11. Nürnberger Gitarrennacht
Freitag, 14. Juli 2006 | 20 Uhr |Katharinenruine Nürnberg
Schirmherrschaft: Oberbürgermeister Dr. Ulrich Maly
Programm
Tom Kersten (19th Century and modern guitars) mit Werken von Brouwer, Granados, Tárrega & Piazzolla
Stefan Grasse Trio
Tango nuevo & Bossa nova- Eine Hommage an Astor Piazzolla Stefan Grasse - Gitarre, Tobias Kalisch - Kontrabass, Sandor Toth - Percussion
Michio Flamenco Trio - flamenco nuevo
Michio - Gitarre, Tom Auffarth - E-Bass, Jan Zimmermann - Percussion
Pressespiegel
"Netzwerk mit Herz und Virtuosen
Kunst & Entertainment: Stefan Grasses 11. Nürnberger Gitarrennacht Ein Strategie-Coup mit Weitblick ist Stefan Grasse mit der Verpflichtung des erstaunlichen holländischen Gitarristen Tom Kerstens für seine 11.
Gitarrennacht in der randvollen Nürnberger Katharinenruine gelungen.
Der Wahl-Engländer Kerstens … sitzt im Netzwerk der avancierten Gitarren-Szene an prominenter Stelle. Grasse nahm Kerstens mit dem richtigen dramatischen Gespür in die Mitte seines Programms: Wohl wissend, dass sich der filigrane Engländer mit seinem verspielt-artistischen Spiel im Gleitflug zwischen klassischer Tradition und folkigen Gitarren-Sprachen … allzu bequemen Entertainment-Ansprüchen nicht fügt.

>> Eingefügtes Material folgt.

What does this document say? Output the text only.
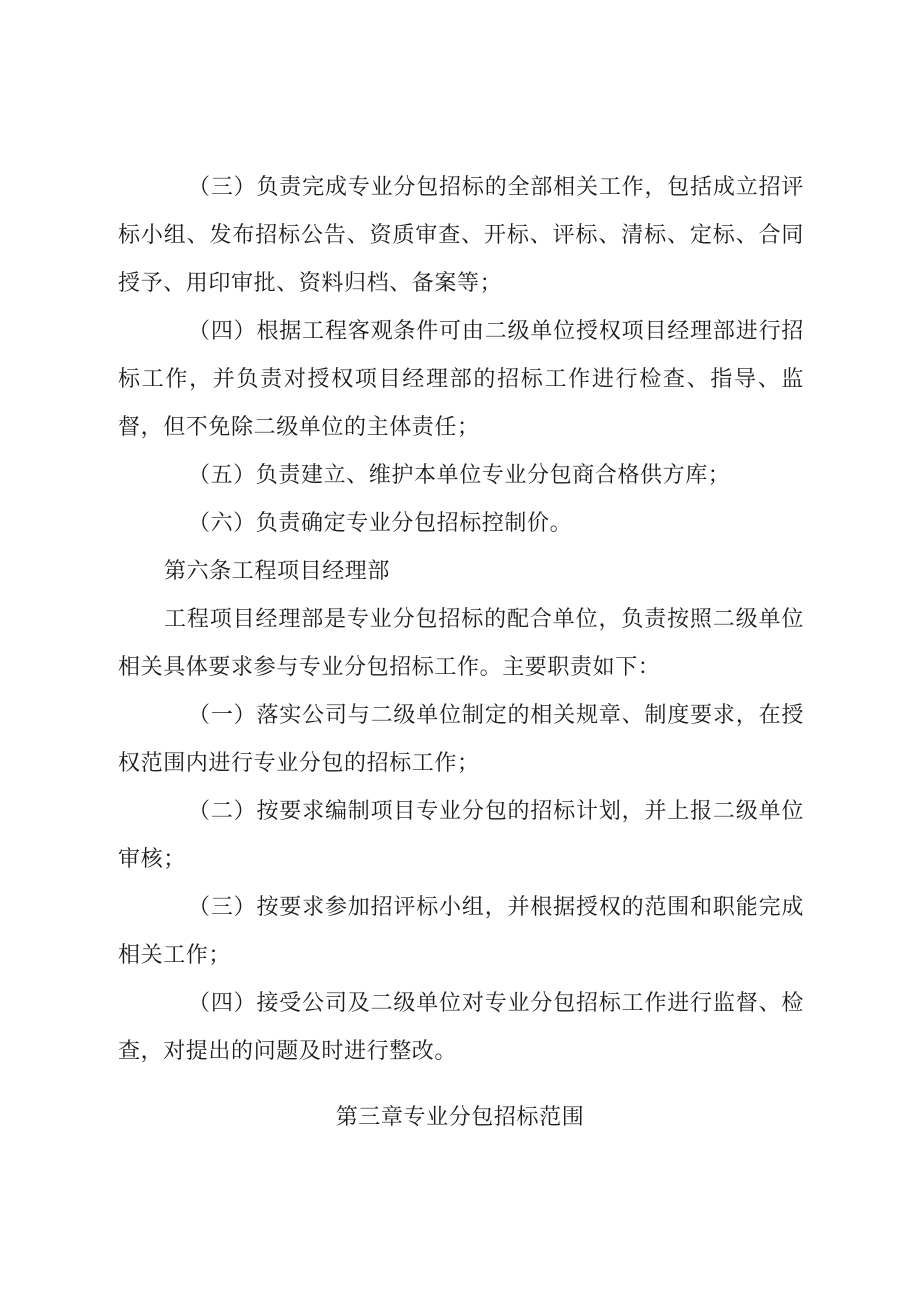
（三）负责完成专业分包招标的全部相关工作，包括成立招评标小组、发布招标公告、资质审查、开标、评标、清标、定标、合同授予、用印审批、资料归档、备案等；

（四）根据工程客观条件可由二级单位授权项目经理部进行招标工作，并负责对授权项目经理部的招标工作进行检查、指导、监督，但不免除二级单位的主体责任；

（五）负责建立、维护本单位专业分包商合格供方库；

（六）负责确定专业分包招标控制价。

第六条工程项目经理部

工程项目经理部是专业分包招标的配合单位，负责按照二级单位相关具体要求参与专业分包招标工作。主要职责如下：

（一）落实公司与二级单位制定的相关规章、制度要求，在授权范围内进行专业分包的招标工作；

（二）按要求编制项目专业分包的招标计划，并上报二级单位审核；

（三）按要求参加招评标小组，并根据授权的范围和职能完成相关工作；

（四）接受公司及二级单位对专业分包招标工作进行监督、检查，对提出的问题及时进行整改。

第三章专业分包招标范围
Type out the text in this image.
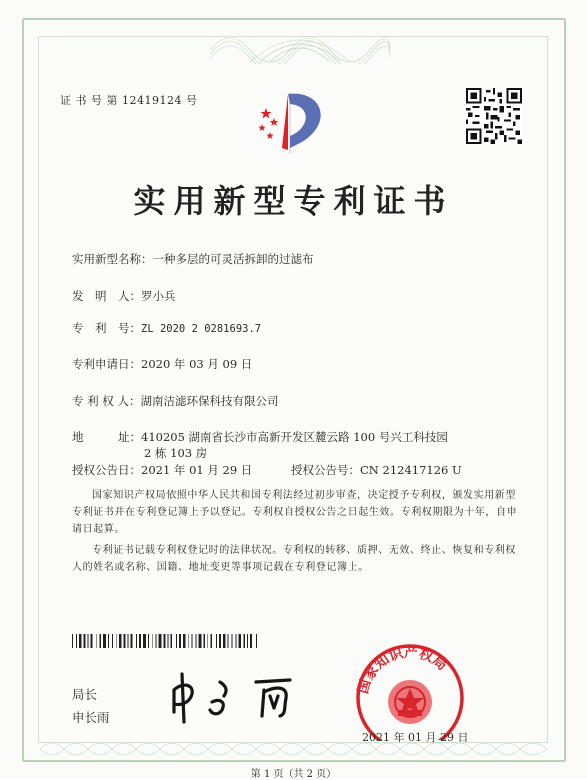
证 书 号 第 12419124 号
实用新型专利证书
实用新型名称：一种多层的可灵活拆卸的过滤布
发　明　人：罗小兵
专　利　号：ZL 2020 2 0281693.7
专利申请日：2020 年 03 月 09 日
专 利 权 人：湖南洁滤环保科技有限公司
地　　　址：410205 湖南省长沙市高新开发区麓云路 100 号兴工科技园
2 栋 103 房
授权公告日：2021 年 01 月 29 日	授权公告号：CN 212417126 U
国家知识产权局依照中华人民共和国专利法经过初步审查，决定授予专利权，颁发实用新型专利证书并在专利登记簿上予以登记。专利权自授权公告之日起生效。专利权期限为十年，自申请日起算。
专利证书记载专利权登记时的法律状况。专利权的转移、质押、无效、终止、恢复和专利权人的姓名或名称、国籍、地址变更等事项记载在专利登记簿上。
局长
申长雨
国家知识产权局
2021 年 01 月 29 日
第 1 页（共 2 页）
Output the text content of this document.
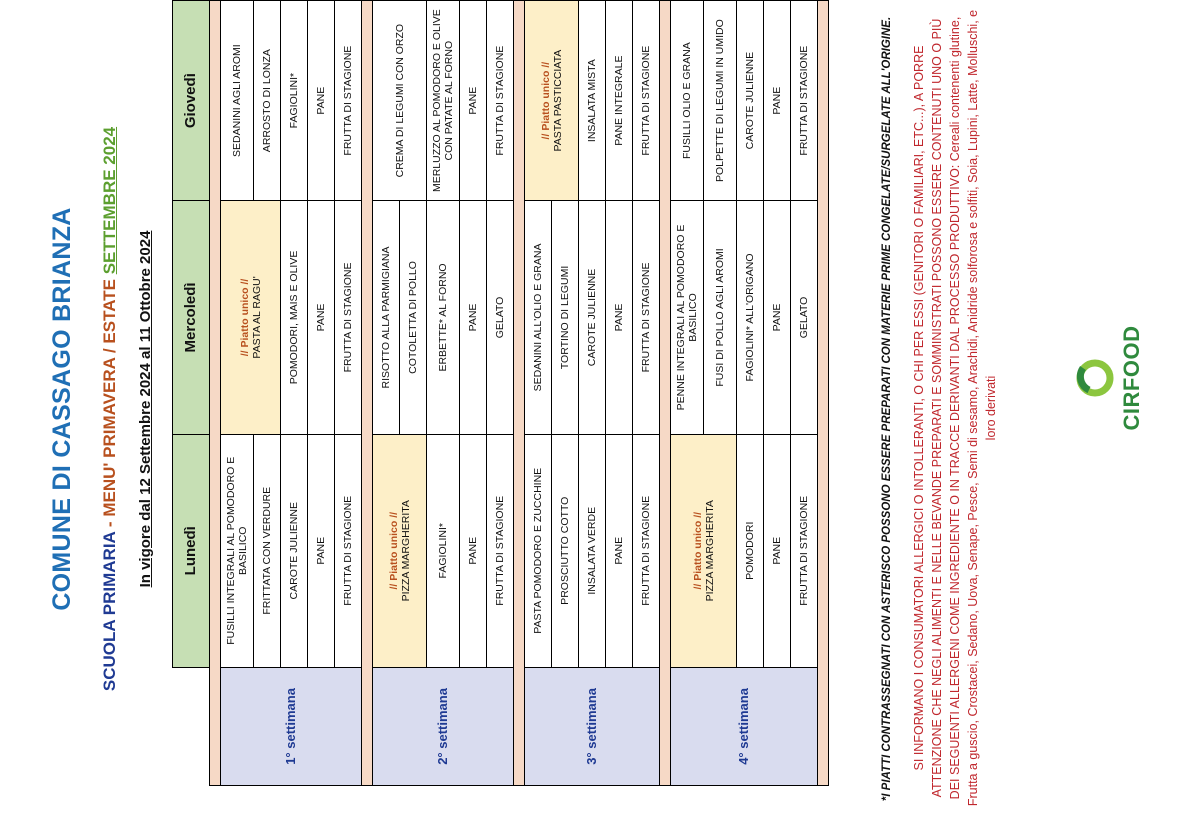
COMUNE DI CASSAGO BRIANZA
SCUOLA PRIMARIA - MENU' PRIMAVERA / ESTATE SETTEMBRE 2024
In vigore dal 12 Settembre 2024 al 11 Ottobre 2024
	Lunedì	Mercoledì	Giovedì

1° settimana	FUSILLI INTEGRALI AL POMODORO E BASILICO	// Piatto unico // PASTA AL RAGU'	SEDANINI AGLI AROMI
	FRITTATA CON VERDURE		ARROSTO DI LONZA
	CAROTE JULIENNE	POMODORI, MAIS E OLIVE	FAGIOLINI*
	PANE	PANE	PANE
	FRUTTA DI STAGIONE	FRUTTA DI STAGIONE	FRUTTA DI STAGIONE

2° settimana	// Piatto unico // PIZZA MARGHERITA	RISOTTO ALLA PARMIGIANA	CREMA DI LEGUMI CON ORZO
		COTOLETTA DI POLLO	
	FAGIOLINI*	ERBETTE* AL FORNO	MERLUZZO AL POMODORO E OLIVE CON PATATE AL FORNO
	PANE	PANE	PANE
	FRUTTA DI STAGIONE	GELATO	FRUTTA DI STAGIONE

3° settimana	PASTA POMODORO E ZUCCHINE	SEDANINI ALL'OLIO E GRANA	// Piatto unico // PASTA PASTICCIATA

	PROSCIUTTO COTTO	TORTINO DI LEGUMI	
	INSALATA VERDE	CAROTE JULIENNE	INSALATA MISTA
	PANE	PANE	PANE INTEGRALE
	FRUTTA DI STAGIONE	FRUTTA DI STAGIONE	FRUTTA DI STAGIONE

4° settimana	// Piatto unico // PIZZA MARGHERITA	PENNE INTEGRALI AL POMODORO E BASILICO	FUSILLI OLIO E GRANA
		FUSI DI POLLO AGLI AROMI	POLPETTE DI LEGUMI IN UMIDO
	POMODORI	FAGIOLINI* ALL'ORIGANO	CAROTE JULIENNE
	PANE	PANE	PANE
	FRUTTA DI STAGIONE	GELATO	FRUTTA DI STAGIONE	*I PIATTI CONTRASSEGNATI CON ASTERISCO POSSONO ESSERE PREPARATI CON MATERIE PRIME CONGELATE/SURGELATE ALL'ORIGINE. SI INFORMANO I CONSUMATORI ALLERGICI O INTOLLERANTI, O CHI PER ESSI (GENITORI O FAMILIARI, ETC...), A PORRE ATTENZIONE CHE NEGLI ALIMENTI E NELLE BEVANDE PREPARATI E SOMMINISTRATI POSSONO ESSERE CONTENUTI UNO O PIÙ DEI SEGUENTI ALLERGENI COME INGREDIENTE O IN TRACCE DERIVANTI DAL PROCESSO PRODUTTIVO: Cereali contenenti glutine, Frutta a guscio, Crostacei, Sedano, Uova, Senape, Pesce, Semi di sesamo, Arachidi, Anidride solforosa e solfiti, Soia, Lupini, Latte, Molluschi, e loro derivati	CIRFOOD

Für den stimmungsvollen Auftakt des Abends sorgte Grasse selbst.
Souverän jonglierte er mit seinem gut eingespielten Trio … mit Perlen aus dem Tango Nuevo & Bossa Nova-Songbook.

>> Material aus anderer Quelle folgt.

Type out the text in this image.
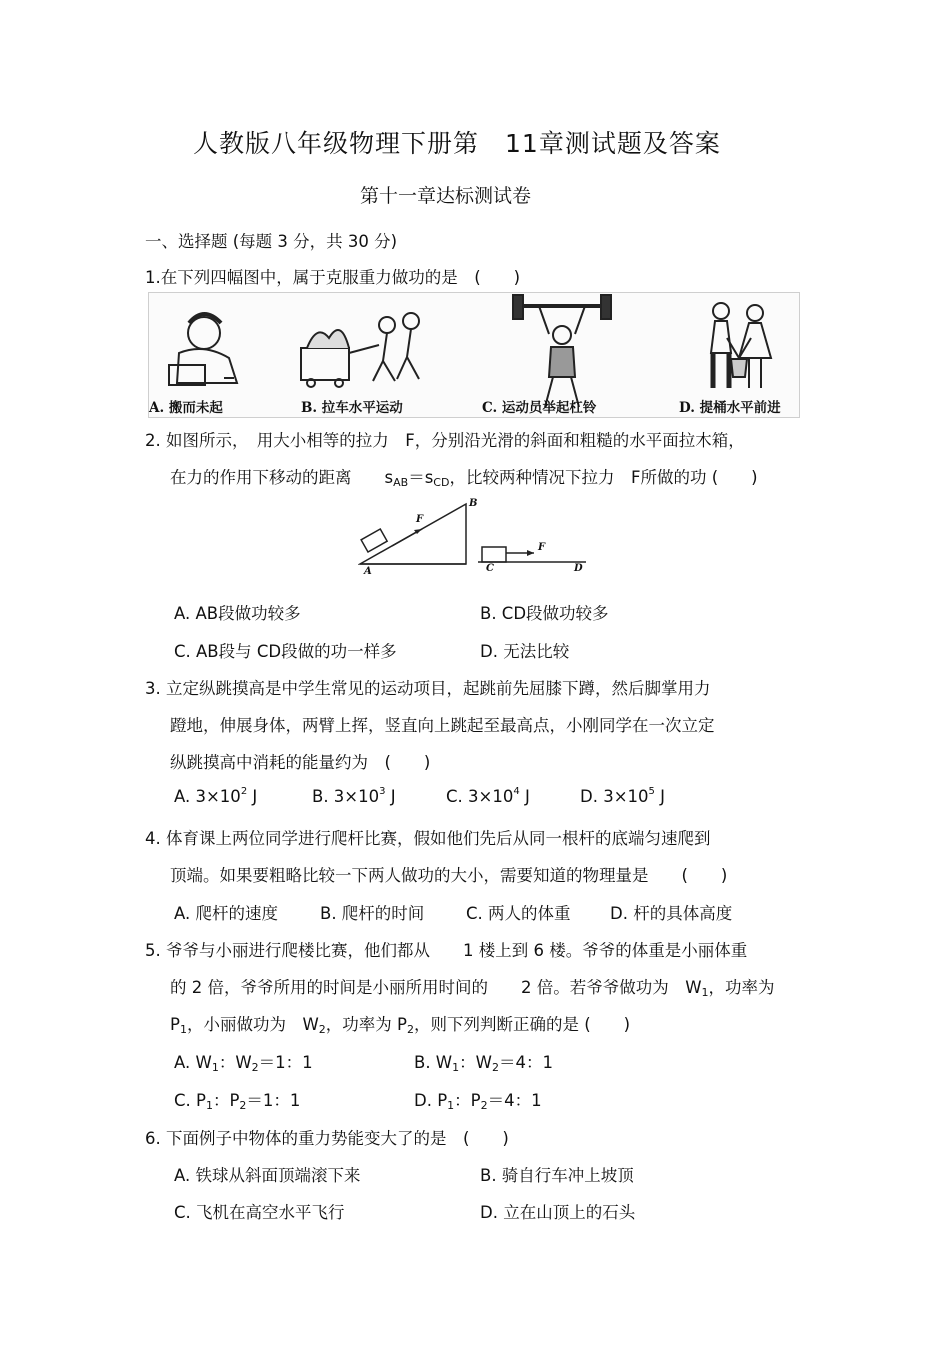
人教版八年级物理下册第　11章测试题及答案
第十一章达标测试卷
一、选择题 (每题 3 分，共 30 分)
1.在下列四幅图中，属于克服重力做功的是　(　　)
A. 搬而未起	B. 拉车水平运动	C. 运动员举起杠铃	D. 提桶水平前进
2. 如图所示，　用大小相等的拉力　F，分别沿光滑的斜面和粗糙的水平面拉木箱，
在力的作用下移动的距离　　$s_{AB}=s_{CD}$，比较两种情况下拉力　F所做的功 (　　)
A
B
C	D
F
F
A. AB段做功较多	B. CD段做功较多
C. AB段与 CD段做的功一样多	D. 无法比较
3. 立定纵跳摸高是中学生常见的运动项目，起跳前先屈膝下蹲，然后脚掌用力
蹬地，伸展身体，两臂上挥，竖直向上跳起至最高点，小刚同学在一次立定
纵跳摸高中消耗的能量约为　(　　)
A. $3\times 10^2$ J	B. $3\times 10^3$ J	C. $3\times 10^4$ J	D. $3\times 10^5$ J
4. 体育课上两位同学进行爬杆比赛，假如他们先后从同一根杆的底端匀速爬到
顶端。如果要粗略比较一下两人做功的大小，需要知道的物理量是　　(　　)
A. 爬杆的速度	B. 爬杆的时间	C. 两人的体重 D. 杆的具体高度
5. 爷爷与小丽进行爬楼比赛，他们都从　　1 楼上到 6 楼。爷爷的体重是小丽体重
的 2 倍，爷爷所用的时间是小丽所用时间的　　2 倍。若爷爷做功为　$W_1$，功率为
$P_1$，小丽做功为　$W_2$，功率为 $P_2$，则下列判断正确的是 (　　)
A. $W_1$：$W_2=1$：1	B. $W_1$：$W_2=4$：1
C. $P_1$：$P_2=1$：1	D. $P_1$：$P_2=4$：1
6. 下面例子中物体的重力势能变大了的是　(　　)
A. 铁球从斜面顶端滚下来	B. 骑自行车冲上坡顶
C. 飞机在高空水平飞行	D. 立在山顶上的石头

Nach der Pause schmeichelte Jung-Flamenco-Gitarrist Michio Woigardt … mit untypisch fließendem Spiel die Herzen der sentimentalen Flamenco-Gemeinde genauso wie der Fraktion der Gitarren-Virtuosen im Publikum.
Stefan Grasse ist der Spagat zwischen Kunst und Entertainment erneut gelungen:"
(Die Abendzeitung)
"Träume vom Mittelmeer
Das Eröffnungsstück über eine afro-brasilianische Gottheit versprühte leichtfüßigen Bossa-Nova-Charme, danach folgte eine zum lauen Nürnberger Sommerabend passende musikalische Referenz an den "Sommer in Buenos Aires". Die von Stefan Grasse initiierte "Nürnberger Gitarrennacht" ging … in die 11. Runde und die dicht gefüllte Katharinenruine bewies, dass sich die Konzertreihe schon längst zum Publikumsmagnet entwickelt hat.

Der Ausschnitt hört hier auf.